By Alan Prendergast, Westword May 12, 2014
When does a park become a park? Is it when people start using it for recreation and picnics? When the area starts showing up on maps labeled as a park? When the Mayor of Denver describes it as “dedicated park land,” while assuring nearby homeowners it won’t be developed? Or is it when the city starts to maintain it, build trails on it and post signs about observing park rules?
None of the above, apparently. Not according to Denver District Court Judge Herbert Stern III — who, practically on the eve of trial, dismissed the case a grass-roots parks group had brought challenging the city’s decision to transfer eleven acres of open space in the Cherry Creek corridor in exchange for an office building downtown.

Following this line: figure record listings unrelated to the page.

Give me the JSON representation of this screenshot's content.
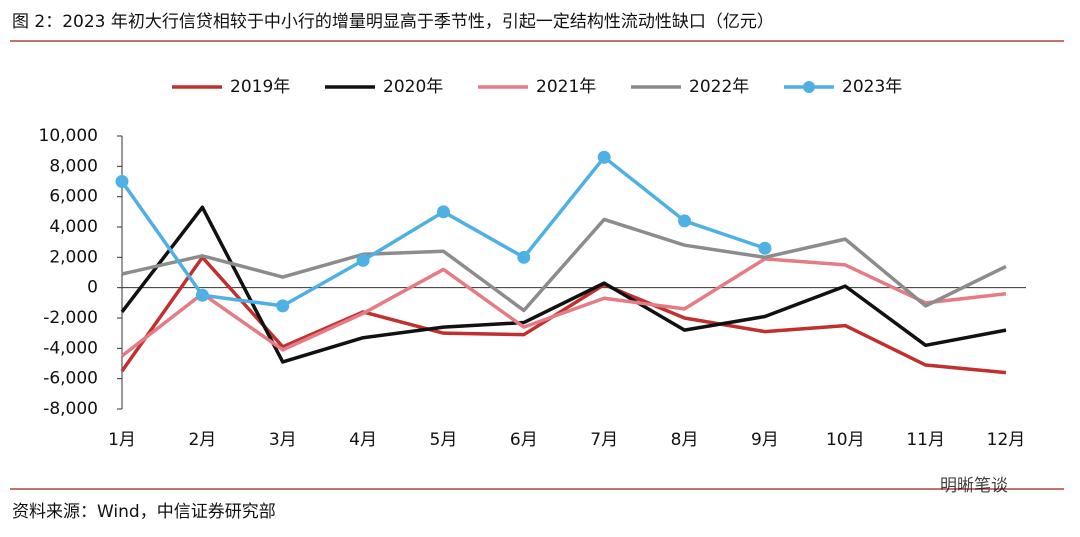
{
  "chart_data": {
    "type": "line",
    "title": "图 2：2023 年初大行信贷相较于中小行的增量明显高于季节性，引起一定结构性流动性缺口（亿元）",
    "source": "资料来源：Wind，中信证券研究部",
    "watermark": "明晰笔谈",
    "categories": [
      "1月",
      "2月",
      "3月",
      "4月",
      "5月",
      "6月",
      "7月",
      "8月",
      "9月",
      "10月",
      "11月",
      "12月"
    ],
    "series": [
      {
        "name": "2019年",
        "color": "#c0302e",
        "markers": false,
        "values": [
          -5500,
          2000,
          -3900,
          -1600,
          -3000,
          -3100,
          200,
          -2000,
          -2900,
          -2500,
          -5100,
          -5600
        ]
      },
      {
        "name": "2020年",
        "color": "#111111",
        "markers": false,
        "values": [
          -1600,
          5300,
          -4900,
          -3300,
          -2600,
          -2300,
          300,
          -2800,
          -1900,
          100,
          -3800,
          -2800
        ]
      },
      {
        "name": "2021年",
        "color": "#e57b84",
        "markers": false,
        "values": [
          -4500,
          -400,
          -4100,
          -1700,
          1200,
          -2600,
          -700,
          -1400,
          1900,
          1500,
          -1000,
          -400
        ]
      },
      {
        "name": "2022年",
        "color": "#8c8c8c",
        "markers": false,
        "values": [
          900,
          2100,
          700,
          2200,
          2400,
          -1500,
          4500,
          2800,
          2000,
          3200,
          -1200,
          1400
        ]
      },
      {
        "name": "2023年",
        "color": "#4fb0e3",
        "markers": true,
        "values": [
          7000,
          -500,
          -1200,
          1800,
          5000,
          2000,
          8600,
          4400,
          2600,
          null,
          null,
          null
        ]
      }
    ],
    "ylim": [
      -8000,
      10000
    ],
    "yticks": [
      {
        "value": -8000,
        "label": "-8,000"
      },
      {
        "value": -6000,
        "label": "-6,000"
      },
      {
        "value": -4000,
        "label": "-4,000"
      },
      {
        "value": -2000,
        "label": "-2,000"
      },
      0,
      {
        "value": 2000,
        "label": "2,000"
      },
      {
        "value": 4000,
        "label": "4,000"
      },
      {
        "value": 6000,
        "label": "6,000"
      },
      {
        "value": 8000,
        "label": "8,000"
      },
      {
        "value": 10000,
        "label": "10,000"
      }
    ],
    "grid": false,
    "legend": "top"
  }
}
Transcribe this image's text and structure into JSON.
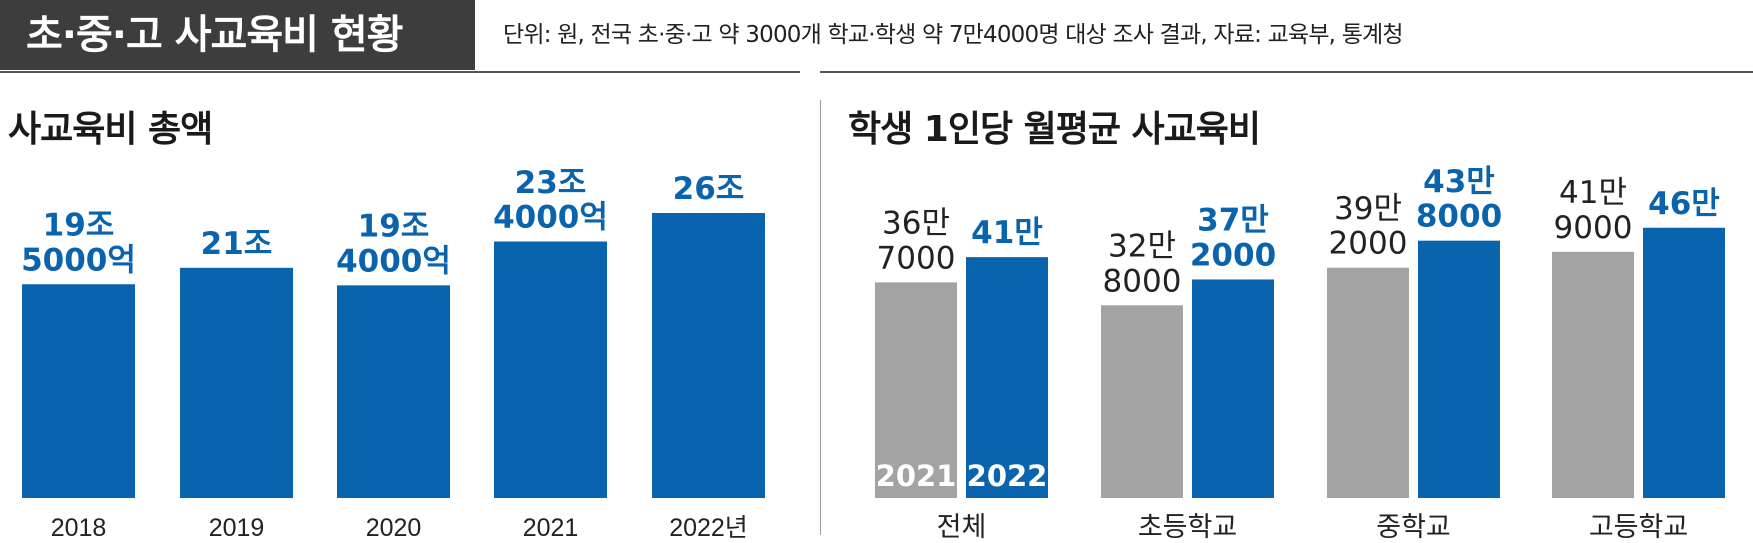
{
  "header": {
    "title": "초·중·고 사교육비 현황",
    "note": "단위: 원, 전국 초·중·고 약 3000개 학교·학생 약 7만4000명 대상 조사 결과, 자료: 교육부, 통계청"
  },
  "colors": {
    "blue": "#0a63ad",
    "gray": "#a3a3a3",
    "title_bg": "#3d3d3d"
  },
  "chart_data": [
    {
      "type": "bar",
      "title": "사교육비 총액",
      "categories": [
        "2018",
        "2019",
        "2020",
        "2021",
        "2022년"
      ],
      "values": [
        195000,
        210000,
        194000,
        234000,
        260000
      ],
      "unit": "억 원",
      "data_labels": [
        [
          "19조",
          "5000억"
        ],
        [
          "21조"
        ],
        [
          "19조",
          "4000억"
        ],
        [
          "23조",
          "4000억"
        ],
        [
          "26조"
        ]
      ],
      "ylim": [
        0,
        300000
      ]
    },
    {
      "type": "bar",
      "title": "학생 1인당 월평균 사교육비",
      "categories": [
        "전체",
        "초등학교",
        "중학교",
        "고등학교"
      ],
      "series": [
        {
          "name": "2021",
          "values": [
            367000,
            328000,
            392000,
            419000
          ],
          "data_labels": [
            [
              "36만",
              "7000"
            ],
            [
              "32만",
              "8000"
            ],
            [
              "39만",
              "2000"
            ],
            [
              "41만",
              "9000"
            ]
          ]
        },
        {
          "name": "2022",
          "values": [
            410000,
            372000,
            438000,
            460000
          ],
          "data_labels": [
            [
              "41만"
            ],
            [
              "37만",
              "2000"
            ],
            [
              "43만",
              "8000"
            ],
            [
              "46만"
            ]
          ]
        }
      ],
      "ylim": [
        0,
        580000
      ]
    }
  ]
}
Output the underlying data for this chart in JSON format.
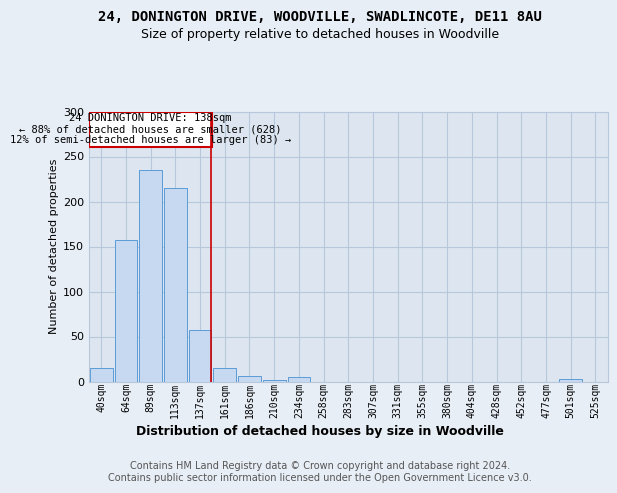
{
  "title": "24, DONINGTON DRIVE, WOODVILLE, SWADLINCOTE, DE11 8AU",
  "subtitle": "Size of property relative to detached houses in Woodville",
  "xlabel": "Distribution of detached houses by size in Woodville",
  "ylabel": "Number of detached properties",
  "bar_labels": [
    "40sqm",
    "64sqm",
    "89sqm",
    "113sqm",
    "137sqm",
    "161sqm",
    "186sqm",
    "210sqm",
    "234sqm",
    "258sqm",
    "283sqm",
    "307sqm",
    "331sqm",
    "355sqm",
    "380sqm",
    "404sqm",
    "428sqm",
    "452sqm",
    "477sqm",
    "501sqm",
    "525sqm"
  ],
  "bar_values": [
    15,
    157,
    235,
    215,
    57,
    15,
    6,
    2,
    5,
    0,
    0,
    0,
    0,
    0,
    0,
    0,
    0,
    0,
    0,
    3,
    0
  ],
  "bar_color": "#c6d9f0",
  "bar_edge_color": "#5b9bd5",
  "highlight_index": 4,
  "annotation_line1": "24 DONINGTON DRIVE: 138sqm",
  "annotation_line2": "← 88% of detached houses are smaller (628)",
  "annotation_line3": "12% of semi-detached houses are larger (83) →",
  "annotation_edge_color": "#cc0000",
  "vline_color": "#cc0000",
  "bg_color": "#e8eef6",
  "plot_bg_color": "#dde6f0",
  "grid_color": "#b8c8dc",
  "ylim": [
    0,
    300
  ],
  "yticks": [
    0,
    50,
    100,
    150,
    200,
    250,
    300
  ],
  "footer_text": "Contains HM Land Registry data © Crown copyright and database right 2024.\nContains public sector information licensed under the Open Government Licence v3.0."
}
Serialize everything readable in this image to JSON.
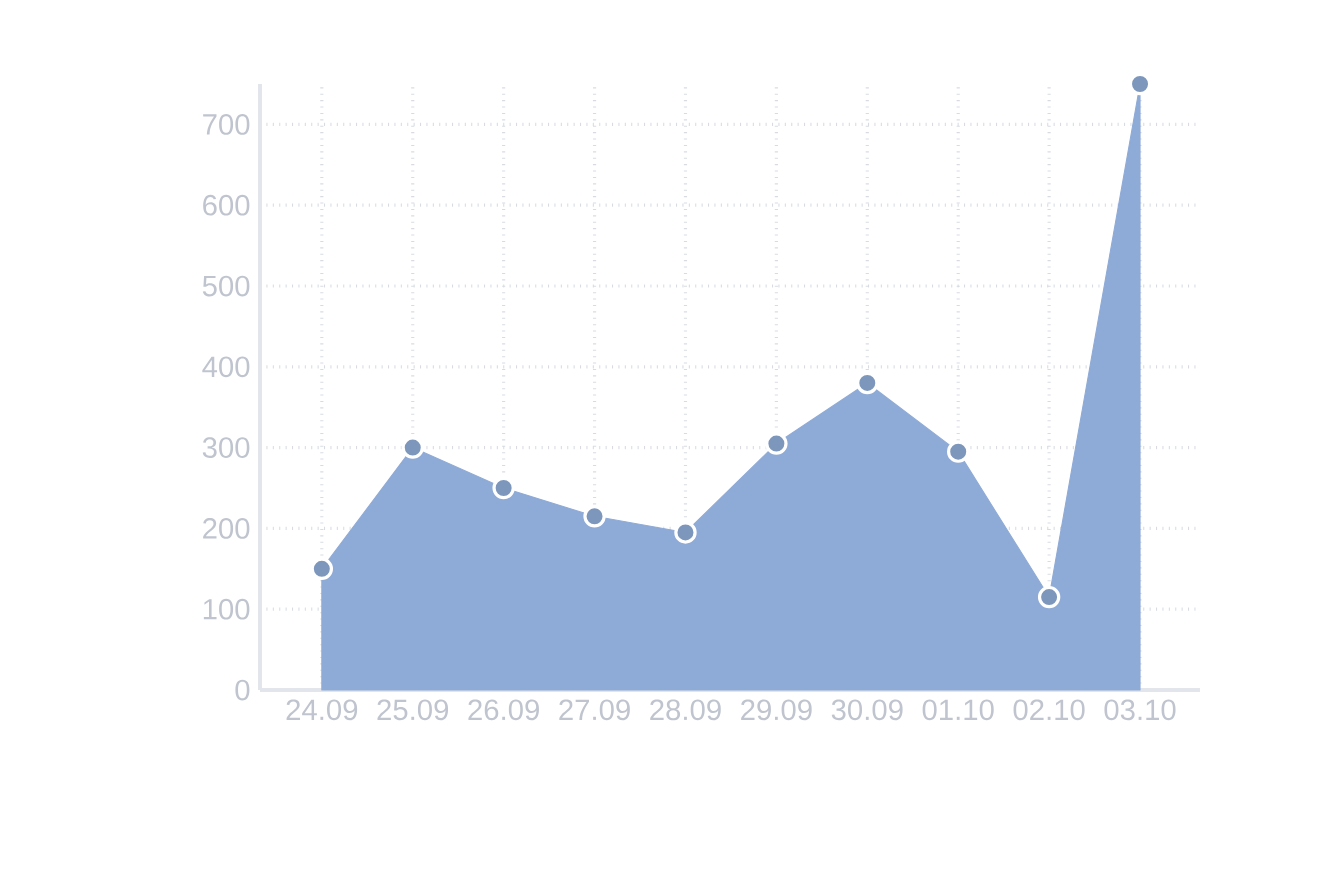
{
  "chart_data": {
    "type": "area",
    "categories": [
      "24.09",
      "25.09",
      "26.09",
      "27.09",
      "28.09",
      "29.09",
      "30.09",
      "01.10",
      "02.10",
      "03.10"
    ],
    "values": [
      150,
      300,
      250,
      215,
      195,
      305,
      380,
      295,
      115,
      750
    ],
    "color": "#8eaad6",
    "ylim": [
      0,
      750
    ],
    "yticks": [
      0,
      100,
      200,
      300,
      400,
      500,
      600,
      700
    ],
    "grid": true,
    "marker": "circle"
  }
}
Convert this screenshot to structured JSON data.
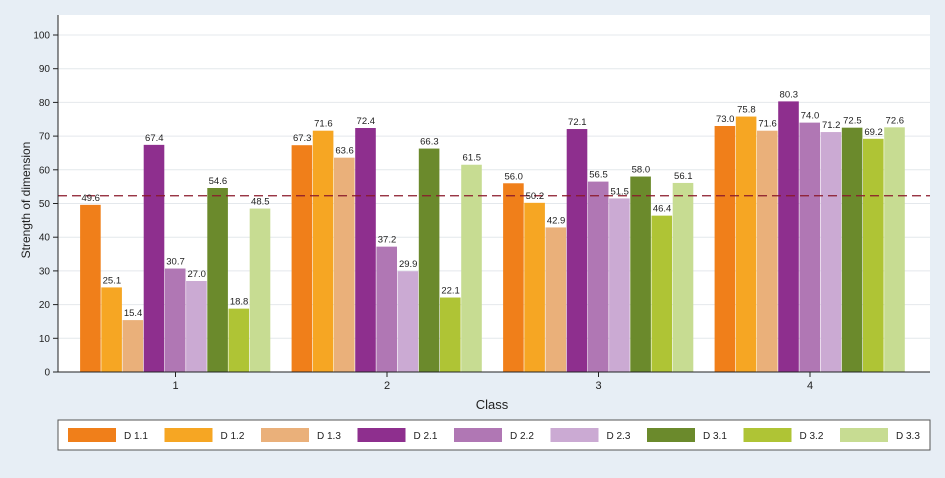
{
  "chart_data": {
    "type": "bar",
    "xlabel": "Class",
    "ylabel": "Strength of dimension",
    "ylim": [
      0,
      105
    ],
    "yticks": [
      0,
      10,
      20,
      30,
      40,
      50,
      60,
      70,
      80,
      90,
      100
    ],
    "grid": true,
    "legend_position": "bottom",
    "reference_line": {
      "y": 52.3,
      "style": "dashed",
      "color": "#8b1a2b"
    },
    "categories": [
      "1",
      "2",
      "3",
      "4"
    ],
    "series": [
      {
        "name": "D 1.1",
        "color": "#f07f1a",
        "values": [
          49.6,
          67.3,
          56.0,
          73.0
        ]
      },
      {
        "name": "D 1.2",
        "color": "#f6a623",
        "values": [
          25.1,
          71.6,
          50.2,
          75.8
        ]
      },
      {
        "name": "D 1.3",
        "color": "#eab07a",
        "values": [
          15.4,
          63.6,
          42.9,
          71.6
        ]
      },
      {
        "name": "D 2.1",
        "color": "#8e2f8e",
        "values": [
          67.4,
          72.4,
          72.1,
          80.3
        ]
      },
      {
        "name": "D 2.2",
        "color": "#b077b4",
        "values": [
          30.7,
          37.2,
          56.5,
          74.0
        ]
      },
      {
        "name": "D 2.3",
        "color": "#cbaad3",
        "values": [
          27.0,
          29.9,
          51.5,
          71.2
        ]
      },
      {
        "name": "D 3.1",
        "color": "#6b8a2c",
        "values": [
          54.6,
          66.3,
          58.0,
          72.5
        ]
      },
      {
        "name": "D 3.2",
        "color": "#afc435",
        "values": [
          18.8,
          22.1,
          46.4,
          69.2
        ]
      },
      {
        "name": "D 3.3",
        "color": "#c7dc92",
        "values": [
          48.5,
          61.5,
          56.1,
          72.6
        ]
      }
    ]
  }
}
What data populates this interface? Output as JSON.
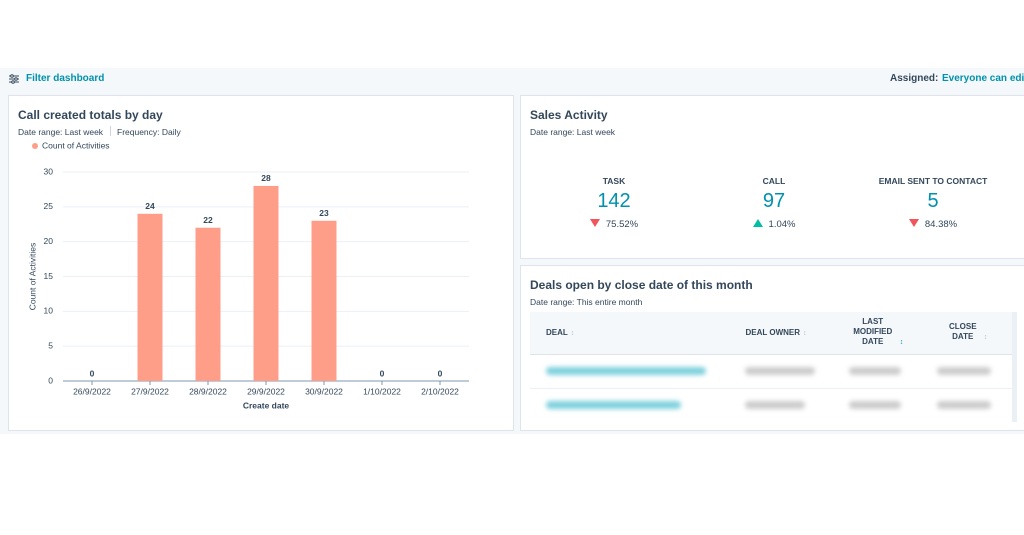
{
  "toolbar": {
    "filter": "Filter dashboard",
    "assigned_label": "Assigned:",
    "assigned_value": "Everyone can edi"
  },
  "chart_data": {
    "type": "bar",
    "title": "Call created totals by day",
    "date_range": "Date range: Last week",
    "frequency": "Frequency: Daily",
    "categories": [
      "26/9/2022",
      "27/9/2022",
      "28/9/2022",
      "29/9/2022",
      "30/9/2022",
      "1/10/2022",
      "2/10/2022"
    ],
    "series": [
      {
        "name": "Count of Activities",
        "color": "#ff9e88",
        "values": [
          0,
          24,
          22,
          28,
          23,
          0,
          0
        ]
      }
    ],
    "ylim": [
      0,
      30
    ],
    "yticks": [
      0,
      5,
      10,
      15,
      20,
      25,
      30
    ],
    "y_label": "Count of Activities",
    "x_label": "Create date",
    "grid": true
  },
  "sales_activity": {
    "title": "Sales Activity",
    "date_range": "Date range: Last week",
    "metrics": [
      {
        "label": "TASK",
        "value": "142",
        "change": "75.52%",
        "direction": "down"
      },
      {
        "label": "CALL",
        "value": "97",
        "change": "1.04%",
        "direction": "up"
      },
      {
        "label": "EMAIL SENT TO CONTACT",
        "value": "5",
        "change": "84.38%",
        "direction": "down"
      }
    ]
  },
  "deals": {
    "title": "Deals open by close date of this month",
    "date_range": "Date range: This entire month",
    "columns": [
      "DEAL",
      "DEAL OWNER",
      "LAST MODIFIED DATE",
      "CLOSE DATE"
    ]
  }
}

Mayor Michael Hancock’s plan to hand over the property adjacent to Paul A. Hentzell Park to the Denver Public Schools for a new school, in exchange for a DPS administration building that’s now being converted to a one-stop services center for domestic violence victims, has triggered a slew of questions about how the city officially designates — and protects — its parks. Although the property was officially declared a “natural area” just a few years ago, Hancock insisted that it was “blighted;” Denver Parks and Recreation manager Lauri Dannemiller withdrew the natural area designation, and the Denver City Council approved the deal last spring.
Although it is an old case, the precedent in Colorado for Common Law Designation is McIntyre (1900). It should still be good law today if Colorado courts have not completely dropped stare decisis as a principal of law. You will note that Judge Stern has completely ignored and failed to take into consideration this case. If such lower court judges as Stern were always right we would not need our system of appellate courts or all those case books which make law libraries look like there lot’s of stuff to study there!